Speaker
Description
The time-of-flight small angle neutron scattering (ToF SANS) instrument at China Spallation Neutron Source (CSNS) is operating now. As the first SANS at pulsed neutron source in China, it is designed to be a general-purpose instrument to probe the inhomogeneous structure of bulk, powder and liquid materials at nano-scale. The SANS@CSNS utilizes beam port #1 of the target station facing a coupled hydrogen moderator and adopts a short straight beamline configuration with the classic point-focusing pin-hole camera geometry. The instrument consists of pre-sample collimation in segments, one T0 chopper blocking prompt-strike fast neutrons and one double-disk band-width chopper selecting the working wavelength from 0.5 to 12 Å [1]. The incident neutron beam is shaped by a set of three beam apertures and counted by one pre-sample beam monitor. The sample transmission can be measured by a GEM monitor after it while the scattered neutrons are detected by a Linear Position Sensitive Detector, which composed of 120 3He tubes with 8 mm in diameter and 1 m in length. This detector arrays can move from 2 m to 4 m positions away from the sample, which are capable to cover a wide q range.

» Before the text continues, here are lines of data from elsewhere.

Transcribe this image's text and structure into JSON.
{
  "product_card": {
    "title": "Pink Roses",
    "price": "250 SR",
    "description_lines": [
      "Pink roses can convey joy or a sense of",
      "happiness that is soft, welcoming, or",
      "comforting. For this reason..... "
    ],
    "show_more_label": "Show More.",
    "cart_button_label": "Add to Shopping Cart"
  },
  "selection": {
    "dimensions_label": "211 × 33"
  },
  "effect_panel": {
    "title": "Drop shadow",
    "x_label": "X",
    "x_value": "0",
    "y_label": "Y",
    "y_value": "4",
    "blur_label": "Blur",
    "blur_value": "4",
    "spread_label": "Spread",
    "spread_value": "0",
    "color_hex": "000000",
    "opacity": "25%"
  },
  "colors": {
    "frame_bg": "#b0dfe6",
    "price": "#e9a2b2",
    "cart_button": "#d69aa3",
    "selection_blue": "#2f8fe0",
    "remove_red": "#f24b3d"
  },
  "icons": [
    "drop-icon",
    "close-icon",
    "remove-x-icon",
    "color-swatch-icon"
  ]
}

After a series of intensive hot -commissioning work, the beamline has been tuned to an optimum state. The instrument has been calibrated by three types of standard samples. The result demonstrates that the quality of the data from SANS@CSNS is comparable with those from other established SANS facilities. Increasing number of users from various fields have shown great interest in applying SANS in their research, as SANS provides an alternative/brand new view of their samples in nano-scale. The user program has been started since last October after the national acceptance test. For the next stage, we will start cultivating and serving the user community and keep exploring more scientific opportunities in the foreseeable future.
References
[1] Ke, Yubin , et al. "The time-of-flight Small-Angle Neutron Spectrometer at China Spallation Neutron Source." Neutron News 29.2(2018):14-17.